A denúncia é resultado da Operação Nuremberg, realizada em outubro pelo Grupo de Atuação Especial de Combate às Organizações Criminosas (Gaeco). Na época, foram cumpridos 21 mandados de busca e apreensão em Santa Catarina, São Paulo, Paraná e Sergipe.
A ação foi feita pela 39ª Promotoria de Justiça de Florianópolis. A denúncia foi feita na segunda-feira (15) e divulgada nesta terça (16). O MPSC informou que o Poder Judiciário ainda não decidiu se vai aceitar ou não o documento. Em caso positivo, os denunciados passam a ser réus no processo.
Os 14 integrantes foram denunciados por fazer parte de organização criminosa e oito deles também por racismo e apologia ao nazismo.
Os principais membros do grupo, conforme a denúncia, eram:
- o chefe da organização – conhecido “Führer brasileiro”;
- o braço-direito dele, uma escrivã da Polícia Civil de São Paulo – prestava apoio dentro da corporação;
- um policial militar paulista – prestava apoio dentro da corporação;
- advogado – prestava apoio jurídico.
Os outros nove denunciados tinham menor expressão no grupo.
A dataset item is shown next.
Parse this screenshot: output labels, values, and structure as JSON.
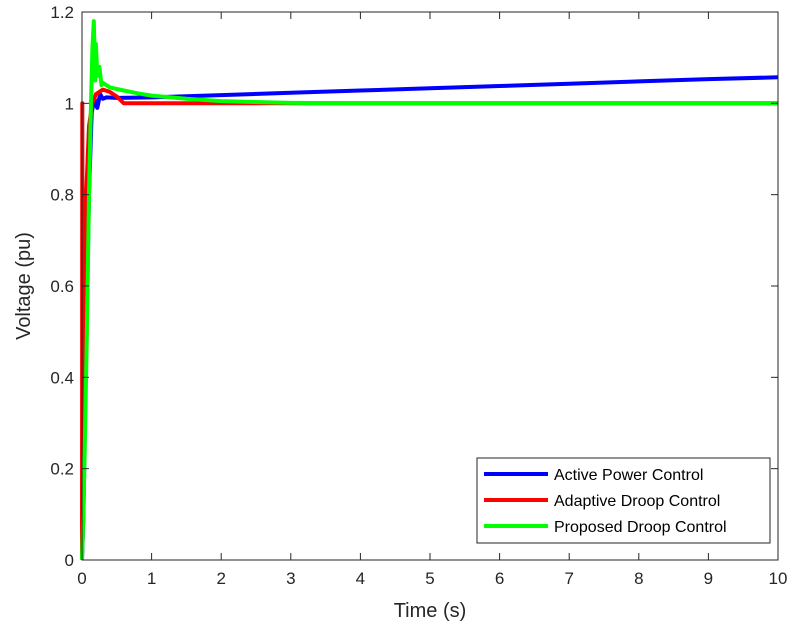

Eles não tiveram os nomes divulgados.
Como funcionava o esquema?
As autoridades descobriram, durante as investigações, que a organização criminosa era estruturada. Ela tinha chefia definida e regras internas.
O grupo cometia infrações penais relacionadas à disseminação e promoção de ideologia neonazista e intolerância racial, política, religiosa e sexual.
Segundo a investigação, parte dos acusados teria participado ativamente da produção e difusão de conteúdos de ódio em ambientes virtuais, usando perfis falsos e fóruns para a propagação de ideias supremacistas. Além disso, há informações de atuação dos acusados em atos de violência física.
Grupo cobrava mensalidade obrigatória
As investigações identificaram uma estrutura hierarquizada, com fichas de ingresso, produção de camisetas exclusivas e cobrança de mensalidades obrigatórias aos membros.
As contribuições financeiras seriam destinadas ao custeio de despesas internas, à aquisição de materiais de propaganda e à manutenção das atividades do grupo.
As apurações indicaram que a organização criminosa mantinha encontros presenciais regulares, nos quais debatia temas relacionados à disseminação da ideologia neonazista e ao recrutamento de novos membros.